No entanto, esse medicamento, aparentemente, funcionou bem demais. Um comissário de bordo da WestJet tentou acordá-lo para que ele pudesse estar alerta para descolar, mas não conseguiu que ele respondesse. Ele só acordou a tempo de ouvir um membro da tripulação a dizer que tinha que abandonar o avião porque era uma "emergência médica".

Uma vez no terminal, Bennett foi examinado por paramédicos, que o liberaram para o próximo voo. Ele também mostrou à equipa a prescrição do médico, provando que a medicação tinha aprovação médica. No entanto, ele e a sua família foram informados de que não poderiam voltar a bordo, de acordo com a política da companhia aérea.

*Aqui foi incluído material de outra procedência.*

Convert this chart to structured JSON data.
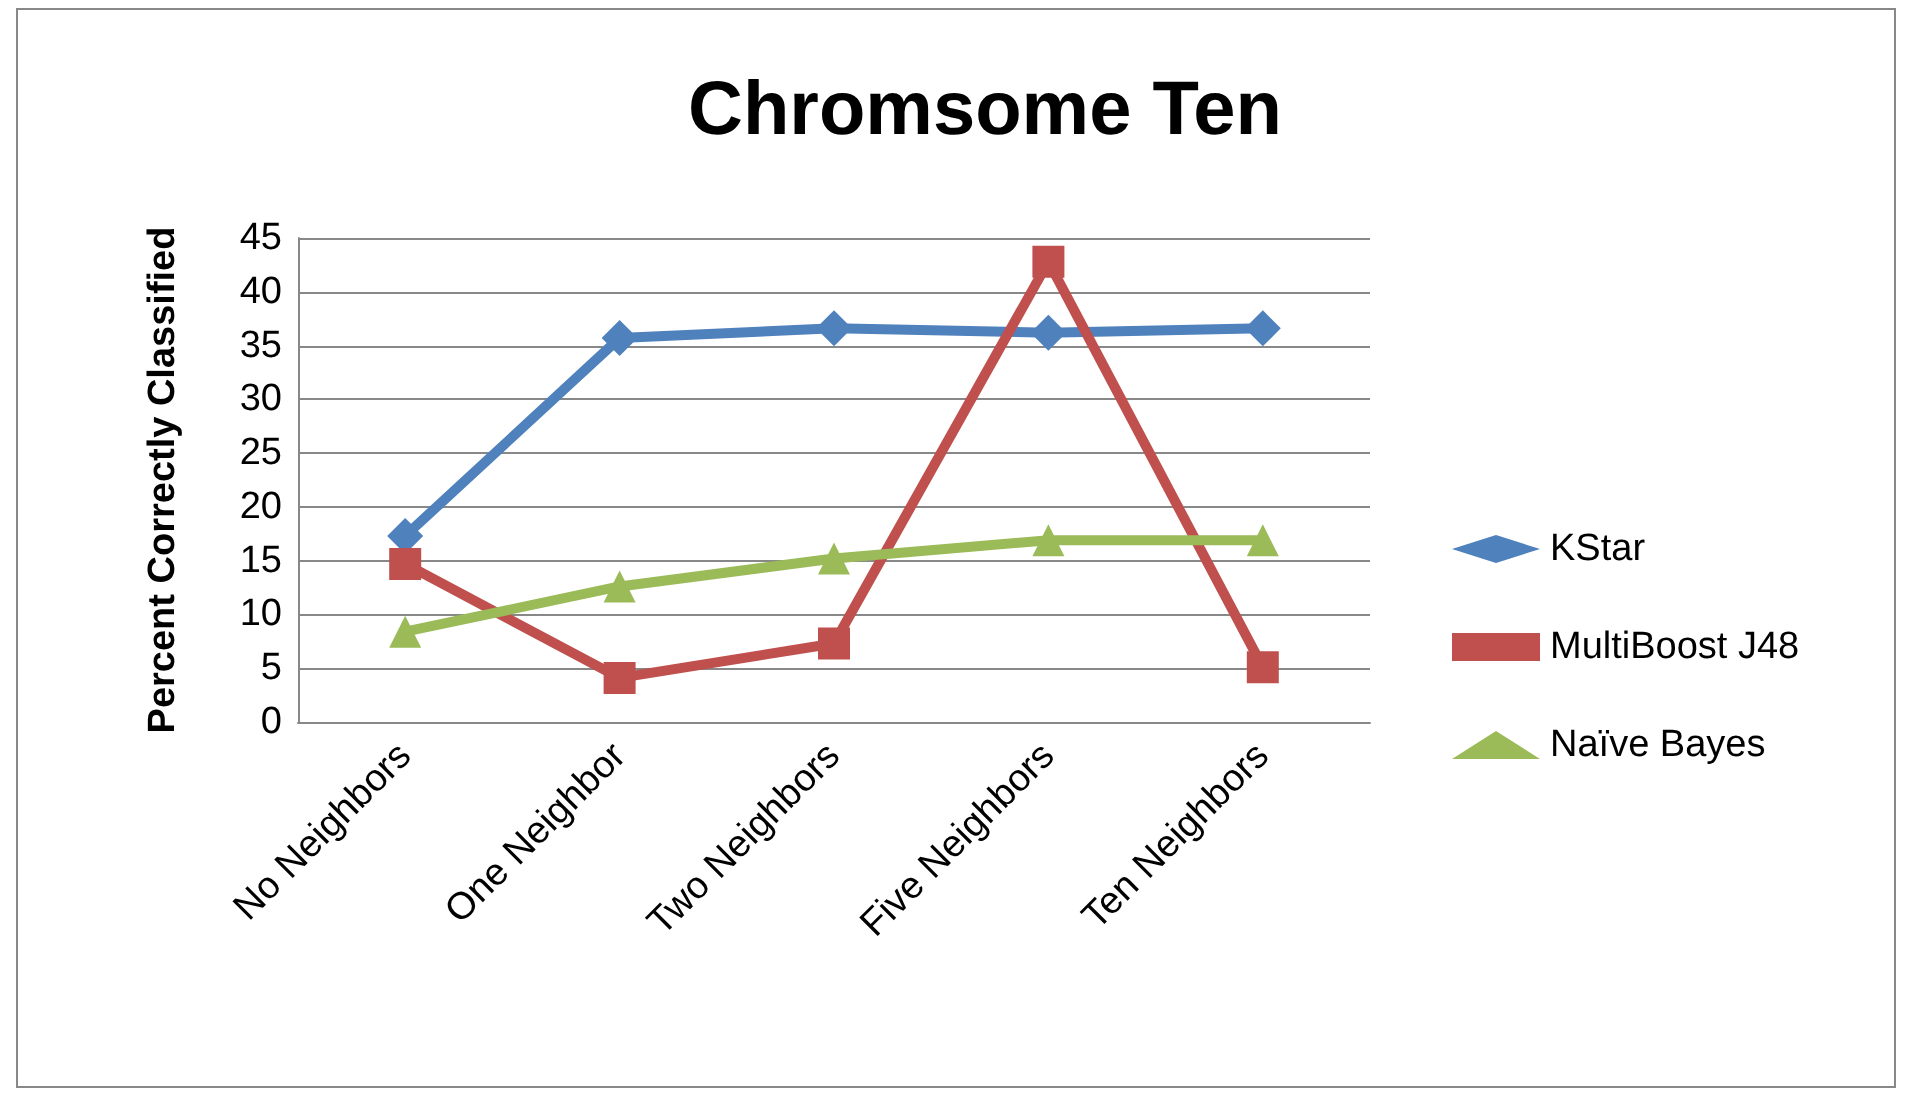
{
  "chart_data": {
    "type": "line",
    "title": "Chromsome Ten",
    "ylabel": "Percent Correctly Classified",
    "categories": [
      "No Neighbors",
      "One Neighbor",
      "Two Neighbors",
      "Five Neighbors",
      "Ten Neighbors"
    ],
    "series": [
      {
        "name": "KStar",
        "color": "#4f81bd",
        "marker": "diamond",
        "values": [
          17.3,
          35.7,
          36.6,
          36.2,
          36.6
        ]
      },
      {
        "name": "MultiBoost J48",
        "color": "#c0504d",
        "marker": "square",
        "values": [
          14.7,
          4.1,
          7.3,
          42.8,
          5.1
        ]
      },
      {
        "name": "Naïve Bayes",
        "color": "#9bbb59",
        "marker": "triangle",
        "values": [
          8.4,
          12.6,
          15.2,
          16.9,
          16.9
        ]
      }
    ],
    "ylim": [
      0,
      45
    ],
    "yticks": [
      0,
      5,
      10,
      15,
      20,
      25,
      30,
      35,
      40,
      45
    ],
    "grid": "y",
    "legend": "right",
    "line_style": "solid"
  }
}
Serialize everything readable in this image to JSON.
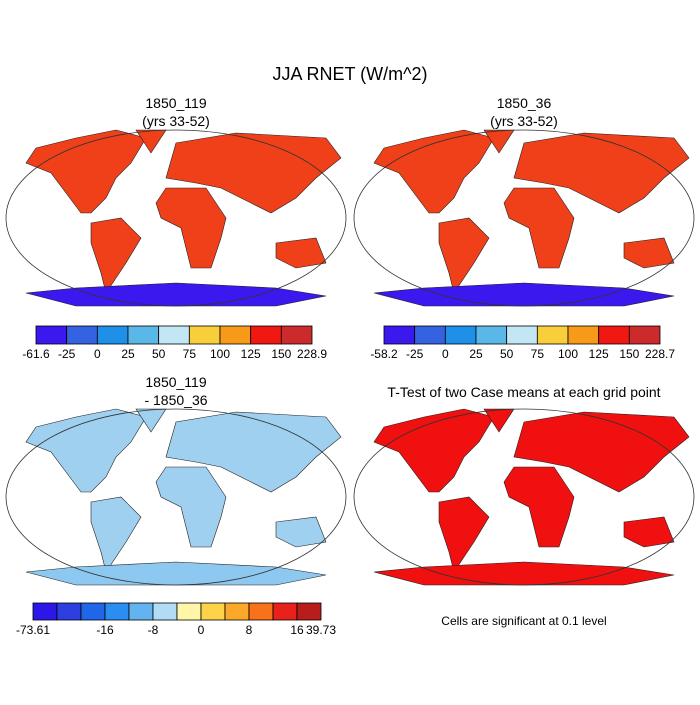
{
  "title": "JJA RNET (W/m^2)",
  "panels": [
    {
      "title": [
        "1850_119",
        "(yrs 33-52)"
      ],
      "colorbar": {
        "colors": [
          "#3a18ee",
          "#3562e0",
          "#1e90e8",
          "#5ab8e8",
          "#c2e6f4",
          "#f8cf3a",
          "#f79a1a",
          "#f01810",
          "#cc2b2b"
        ],
        "labels": [
          "-61.6",
          "-25",
          "0",
          "25",
          "50",
          "75",
          "100",
          "125",
          "150",
          "228.9"
        ]
      }
    },
    {
      "title": [
        "1850_36",
        "(yrs 33-52)"
      ],
      "colorbar": {
        "colors": [
          "#3a18ee",
          "#3562e0",
          "#1e90e8",
          "#5ab8e8",
          "#c2e6f4",
          "#f8cf3a",
          "#f79a1a",
          "#f01810",
          "#cc2b2b"
        ],
        "labels": [
          "-58.2",
          "-25",
          "0",
          "25",
          "50",
          "75",
          "100",
          "125",
          "150",
          "228.7"
        ]
      }
    },
    {
      "title": [
        "1850_119",
        "- 1850_36"
      ],
      "colorbar": {
        "colors": [
          "#2a17e8",
          "#2e3fe0",
          "#1f66e8",
          "#2a8ef0",
          "#62b3ef",
          "#b0dcf5",
          "#fff6a8",
          "#fdd34a",
          "#fca82b",
          "#f8721a",
          "#e8211b",
          "#b81d1d"
        ],
        "labels": [
          "-73.61",
          null,
          null,
          "-16",
          null,
          "-8",
          null,
          "0",
          null,
          "8",
          null,
          "16",
          "39.73"
        ]
      }
    },
    {
      "title": [
        "T-Test of two Case means at each grid point"
      ],
      "note": "Cells are significant at 0.1 level"
    }
  ]
}
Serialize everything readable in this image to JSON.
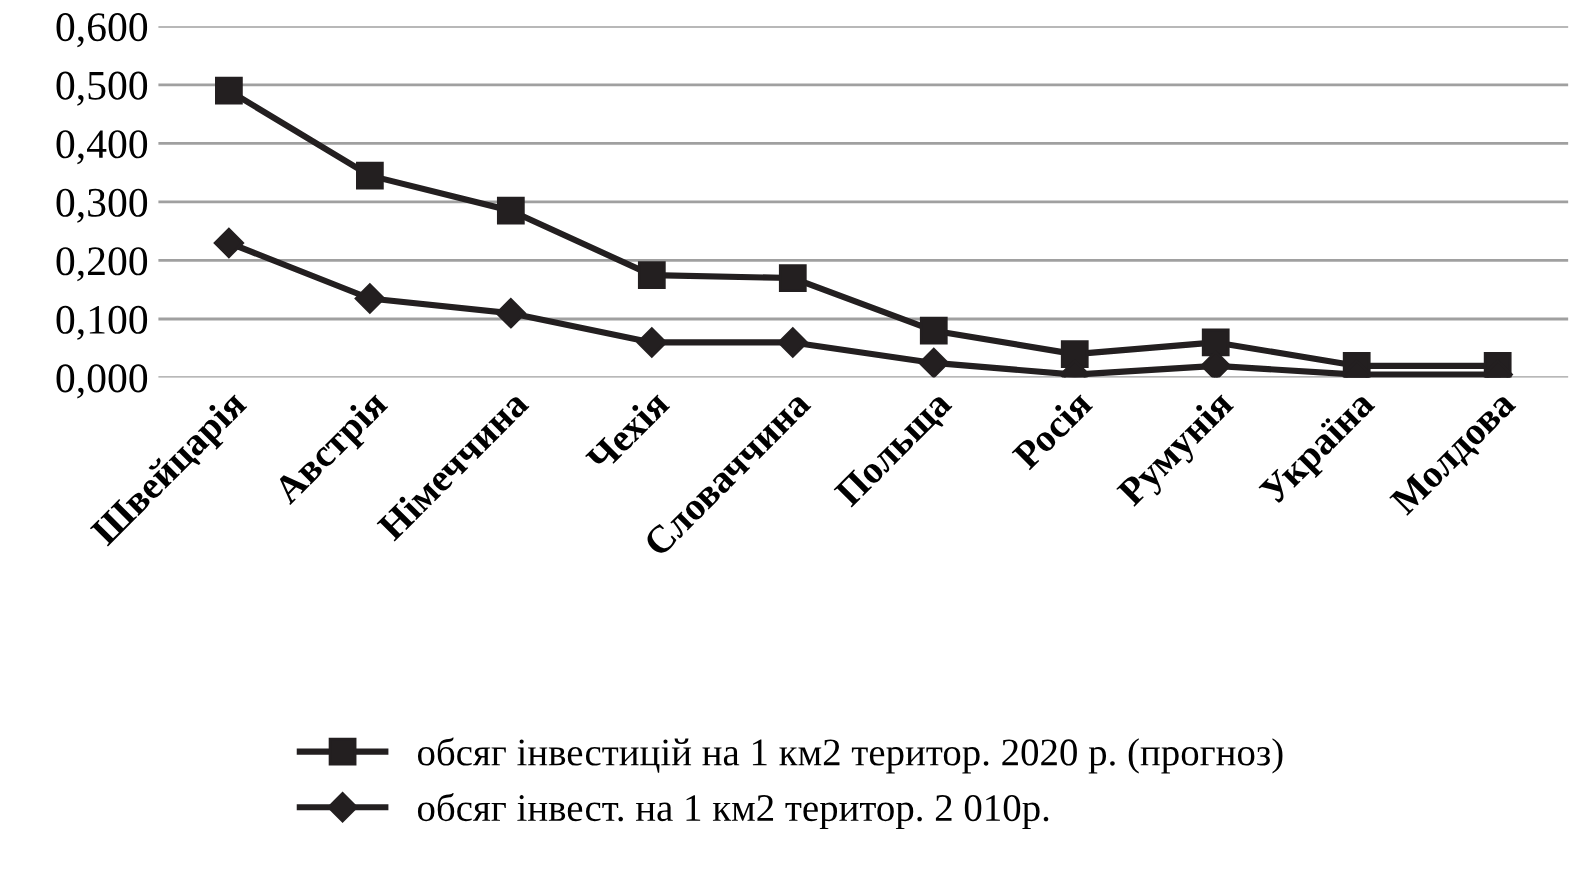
{
  "chart_data": {
    "type": "line",
    "categories": [
      "Швейцарія",
      "Австрія",
      "Німеччина",
      "Чехія",
      "Словаччина",
      "Польща",
      "Росія",
      "Румунія",
      "Україна",
      "Молдова"
    ],
    "series": [
      {
        "name": "обсяг інвестицій на 1 км2 територ. 2020 р. (прогноз)",
        "color": "#231f20",
        "marker": "square",
        "values": [
          0.49,
          0.345,
          0.285,
          0.175,
          0.17,
          0.08,
          0.04,
          0.06,
          0.02,
          0.02
        ]
      },
      {
        "name": "обсяг інвест. на 1 км2 територ. 2 010р.",
        "color": "#231f20",
        "marker": "diamond",
        "values": [
          0.23,
          0.135,
          0.11,
          0.06,
          0.06,
          0.025,
          0.005,
          0.02,
          0.005,
          0.005
        ]
      }
    ],
    "ylim": [
      0,
      0.6
    ],
    "yticks": [
      {
        "value": 0,
        "label": "0,000"
      },
      {
        "value": 0.1,
        "label": "0,100"
      },
      {
        "value": 0.2,
        "label": "0,200"
      },
      {
        "value": 0.3,
        "label": "0,300"
      },
      {
        "value": 0.4,
        "label": "0,400"
      },
      {
        "value": 0.5,
        "label": "0,500"
      },
      {
        "value": 0.6,
        "label": "0,600"
      }
    ],
    "grid": "y",
    "legend": "bottom",
    "line_style": "solid"
  }
}
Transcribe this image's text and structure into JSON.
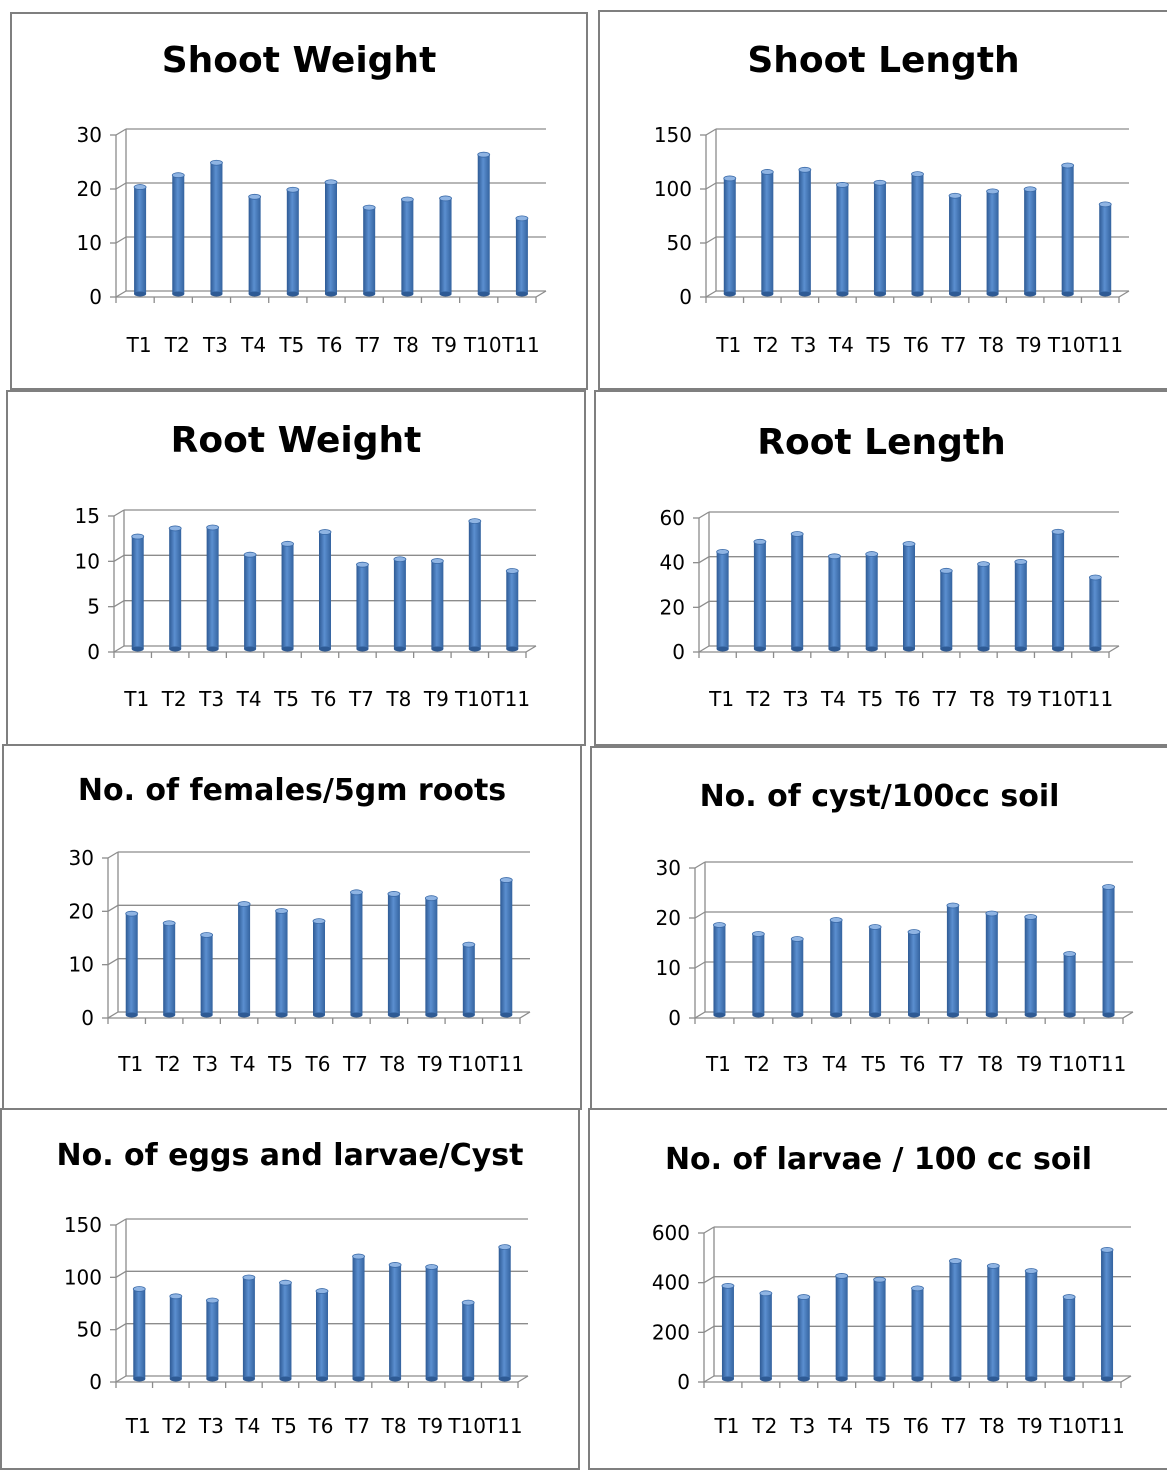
{
  "chart_data": [
    {
      "type": "bar",
      "title": "Shoot Weight",
      "categories": [
        "T1",
        "T2",
        "T3",
        "T4",
        "T5",
        "T6",
        "T7",
        "T8",
        "T9",
        "T10",
        "T11"
      ],
      "values": [
        19.8,
        22,
        24.3,
        18,
        19.3,
        20.7,
        16,
        17.5,
        17.7,
        25.8,
        14
      ],
      "ylim": [
        0,
        30
      ],
      "yticks": [
        0,
        10,
        20,
        30
      ],
      "grid": true
    },
    {
      "type": "bar",
      "title": "Shoot Length",
      "categories": [
        "T1",
        "T2",
        "T3",
        "T4",
        "T5",
        "T6",
        "T7",
        "T8",
        "T9",
        "T10",
        "T11"
      ],
      "values": [
        107,
        113,
        115,
        101,
        103,
        111,
        91,
        95,
        97,
        119,
        83
      ],
      "ylim": [
        0,
        150
      ],
      "yticks": [
        0,
        50,
        100,
        150
      ],
      "grid": true
    },
    {
      "type": "bar",
      "title": "Root Weight",
      "categories": [
        "T1",
        "T2",
        "T3",
        "T4",
        "T5",
        "T6",
        "T7",
        "T8",
        "T9",
        "T10",
        "T11"
      ],
      "values": [
        12.4,
        13.3,
        13.4,
        10.4,
        11.6,
        12.9,
        9.3,
        9.9,
        9.7,
        14.1,
        8.6
      ],
      "ylim": [
        0,
        15
      ],
      "yticks": [
        0,
        5,
        10,
        15
      ],
      "grid": true
    },
    {
      "type": "bar",
      "title": "Root Length",
      "categories": [
        "T1",
        "T2",
        "T3",
        "T4",
        "T5",
        "T6",
        "T7",
        "T8",
        "T9",
        "T10",
        "T11"
      ],
      "values": [
        43.5,
        48,
        51.5,
        41.5,
        42.5,
        47,
        35,
        38,
        39,
        52.5,
        32
      ],
      "ylim": [
        0,
        60
      ],
      "yticks": [
        0,
        20,
        40,
        60
      ],
      "grid": true
    },
    {
      "type": "bar",
      "title": "No. of females/5gm roots",
      "categories": [
        "T1",
        "T2",
        "T3",
        "T4",
        "T5",
        "T6",
        "T7",
        "T8",
        "T9",
        "T10",
        "T11"
      ],
      "values": [
        19,
        17.2,
        15,
        20.8,
        19.5,
        17.6,
        23,
        22.7,
        21.9,
        13.2,
        25.3
      ],
      "ylim": [
        0,
        30
      ],
      "yticks": [
        0,
        10,
        20,
        30
      ],
      "grid": true
    },
    {
      "type": "bar",
      "title": "No. of cyst/100cc soil",
      "categories": [
        "T1",
        "T2",
        "T3",
        "T4",
        "T5",
        "T6",
        "T7",
        "T8",
        "T9",
        "T10",
        "T11"
      ],
      "values": [
        18,
        16.2,
        15.2,
        19,
        17.6,
        16.6,
        21.9,
        20.3,
        19.6,
        12.2,
        25.6
      ],
      "ylim": [
        0,
        30
      ],
      "yticks": [
        0,
        10,
        20,
        30
      ],
      "grid": true
    },
    {
      "type": "bar",
      "title": "No. of eggs and larvae/Cyst",
      "categories": [
        "T1",
        "T2",
        "T3",
        "T4",
        "T5",
        "T6",
        "T7",
        "T8",
        "T9",
        "T10",
        "T11"
      ],
      "values": [
        86,
        79,
        75,
        97,
        92,
        84,
        117,
        109,
        107,
        73,
        126
      ],
      "ylim": [
        0,
        150
      ],
      "yticks": [
        0,
        50,
        100,
        150
      ],
      "grid": true
    },
    {
      "type": "bar",
      "title": "No. of larvae / 100 cc soil",
      "categories": [
        "T1",
        "T2",
        "T3",
        "T4",
        "T5",
        "T6",
        "T7",
        "T8",
        "T9",
        "T10",
        "T11"
      ],
      "values": [
        375,
        345,
        330,
        415,
        400,
        365,
        475,
        455,
        435,
        330,
        520
      ],
      "ylim": [
        0,
        600
      ],
      "yticks": [
        0,
        200,
        400,
        600
      ],
      "grid": true
    }
  ]
}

A família teve de gastar mais de mil euros em bilhetes novos numa companhia aérea diferente, já que o próximo voo disponível da WestJet para Cuba seria uma semana depois. Para piorar a situação, a família também precisou ficar num quarto de hotel em Toronto para passar a noite.

Agora, Bennett está à procura de uma compensação por parte da WestJet, mas isso provavelmente não vai acontecer. "Apoiamos as decisões da nossa equipa e acreditamos que o que oferecemos a esse passageiro é razoável, dadas as circunstâncias", partilhou a companhia aérea em comunicado.